According to many true believers, the greatest promise of AI is its potential to accelerate scientific discovery. Thanks to algorithms, once-in-a-generation breakthroughs could one day become commonplace. It is thought that by extracting patterns from mountains of data too large for the human mind to comprehend, AI scientists could ultimately help solve some of humanity’s most dire technological problems: climate change, cancer, and even (according to hardcore transhumanists) death itself.
But science is a crowdsourcing enterprise, relying on a global community of researchers who can freely access and develop each other’s research. In contrast, the AI industry is currently dominated by a small number of research institutions, whose proprietary code is insulated from each other and the wider world.
A fast-growing startup called Mirendil now hopes to bridge the gap between scientific discovery and access to frontier AI.
The company recently raised $200 in seed funding, giving it a total valuation of $1 billion. Funding was provided by VC firms Andreessen Horowitz and Kleiner Perkins, as well as Nvidia. Based in downtown San Francisco, it currently has a technical staff of approximately 20 researchers. The company’s website lists several job openings with starting salaries up to $500,000.
The startup’s name means “Friend of the Precious” in Elvish, and it joins a growing list of inspired technology company names. lord of the rings— set out to build what is a long-sought, and sometimes cause for anxiety, technological goal within Silicon Valley. It’s an AI that can build better versions of itself, a process known in the tech world as recursive self-improvement.
All AI and machine learning algorithms inherently have some degree of self-improvement, as they are trained to learn from their mistakes over time and adjust their output accordingly. But some of the newest and most advanced models are taking the process to a new level by largely replacing human software engineers and revising much of the code that is executed. It points to a possible future where each new version of the model builds its own successor. Depending on who you ask, the feedback loop could lead us to either a post-scarcity utopia or a hellscape ruled by misaligned superintelligent AI overlords.
Even the current frontrunners in the AI race, Anthropic and OpenAI, have publicly called for the creation of a global oversight board to monitor recursively self-improving AIs and, if necessary, force unilateral slowdowns to prevent humans from losing control. Two of Mirendil’s co-founders, Behnam Neyshabur and Harsh Mehta, previously worked at Anthropic. They left the company in January.
Meanwhile, Microsoft is turning its recursive self-improvement tendencies into an enterprise AI sales pitch. in ×post The company’s CEO, Satya Nadella, wrote earlier this month that an “agent system that improves over time” could soon become a key asset for companies. “I think of this as a mountain-climbing machine,” he wrote.
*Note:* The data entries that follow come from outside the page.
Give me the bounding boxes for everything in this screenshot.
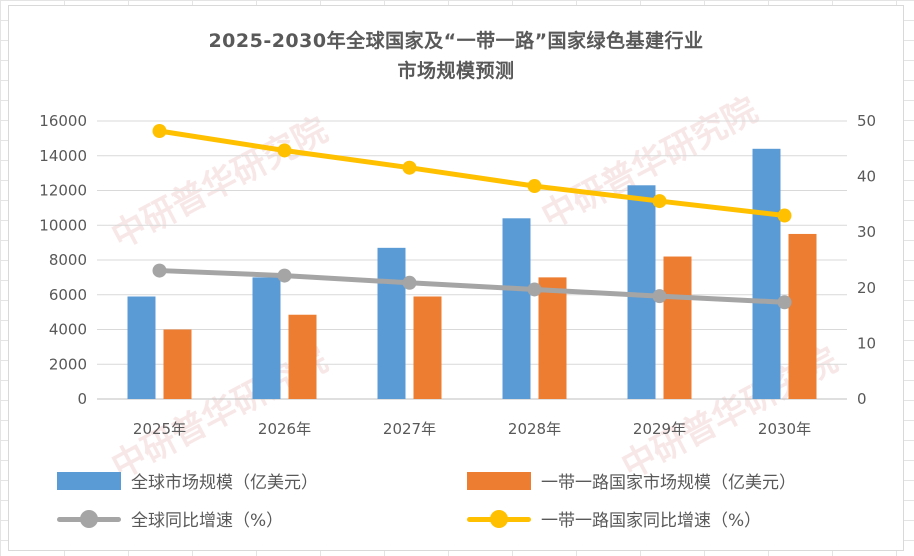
y-left-tick-label: 10000 <box>39 216 87 234</box>
y-left-tick-label: 16000 <box>39 112 87 130</box>
y-left-tick-label: 14000 <box>39 147 87 165</box>
bar-global <box>252 277 281 399</box>
point-belt-road-growth <box>527 179 542 194</box>
point-belt-road-growth <box>652 194 667 209</box>
y-right-tick-label: 40 <box>857 168 876 186</box>
x-category-label: 2025年 <box>133 420 186 438</box>
y-left-tick-label: 12000 <box>39 182 87 200</box>
line-belt-road-growth <box>157 128 787 219</box>
point-global-growth <box>527 282 542 297</box>
x-category-label: 2026年 <box>258 420 311 438</box>
chart-container: 2025-2030年全球国家及“一带一路”国家绿色基建行业 市场规模预测 中研普… <box>8 5 904 551</box>
y-right-tick-label: 20 <box>857 279 876 297</box>
point-global-growth <box>777 295 792 310</box>
bar-belt-road <box>788 233 817 399</box>
x-category-label: 2028年 <box>508 420 561 438</box>
y-left-tick-label: 8000 <box>49 251 87 269</box>
bar-belt-road <box>663 256 692 399</box>
line-global-growth <box>157 268 787 305</box>
plot-area: 0 2000 4000 6000 8000 10000 12000 14000 16000 0 10… <box>39 112 876 438</box>
bar-belt-road <box>538 277 567 399</box>
bar-global <box>127 296 156 399</box>
point-global-growth <box>277 268 292 283</box>
y-left-tick-label: 4000 <box>49 321 87 339</box>
y-left-tick-label: 2000 <box>49 355 87 373</box>
x-category-label: 2030年 <box>758 420 811 438</box>
point-belt-road-growth <box>277 143 292 158</box>
y-left-tick-label: 0 <box>77 390 87 408</box>
bar-global <box>627 185 656 399</box>
bar-global <box>752 148 781 399</box>
bar-global <box>377 247 406 399</box>
y-left-tick-label: 6000 <box>49 286 87 304</box>
bar-belt-road <box>413 296 442 399</box>
point-global-growth <box>652 289 667 304</box>
y-right-tick-label: 30 <box>857 223 876 241</box>
y-right-tick-label: 50 <box>857 112 876 130</box>
point-global-growth <box>402 275 417 290</box>
bar-global <box>502 218 531 399</box>
x-category-label: 2027年 <box>383 420 436 438</box>
point-belt-road-growth <box>152 124 167 139</box>
point-belt-road-growth <box>777 208 792 223</box>
x-category-label: 2029年 <box>633 420 686 438</box>
point-belt-road-growth <box>402 160 417 175</box>
bar-belt-road <box>163 329 192 399</box>
bar-belt-road <box>288 314 317 399</box>
y-right-tick-label: 0 <box>857 390 867 408</box>
chart-title: 2025-2030年全球国家及“一带一路”国家绿色基建行业 <box>208 30 704 52</box>
y-right-tick-label: 10 <box>857 334 876 352</box>
point-global-growth <box>152 263 167 278</box>
chart-title-line2: 市场规模预测 <box>397 60 515 82</box>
Anthropic’s Fable 5 opened earlier this month but was quickly shut down following orders from the Trump administration, with security guardrails in place that prevent it from responding to questions about potentially dangerous topics like cybersecurity and chemistry. However, its restrictions were so strict that it often refused to get involved in harmless scientific research problems.
Mirendil believes the problem is not recursively self-improving AI per se, but rather the fact that access to such frontier capabilities is currently gated to a small number of well-heeled research institutions, such as Neishaboor and Mehta’s former employers. So the company has set out to build a self-improving AI system specifically for open source developers.
“Today, laboratories seeking to utilize AI in drug discovery, chemistry, biology, and robotics need to become cutting-edge AI laboratories,” Mirendil writes on his website. “Our goal is to democratize cutting-edge AI research and development and make it widely accessible. Our work will accelerate all science and technology efforts that rely on AI. ”
In other words, the idea is to put recursively self-improving AI at the frontier level into the hands of as many independent research institutions as possible, with the ultimate goal of accelerating scientific progress. ““The most direct path to maturity and significant impact for the AI industry is to let engineers and researchers outside the lab do the actual AI work – to explore the frontiers of their fields of expertise,” Andreessen Horowitz said in Mirendil’s investment announcement. “Call it Vibe Research.”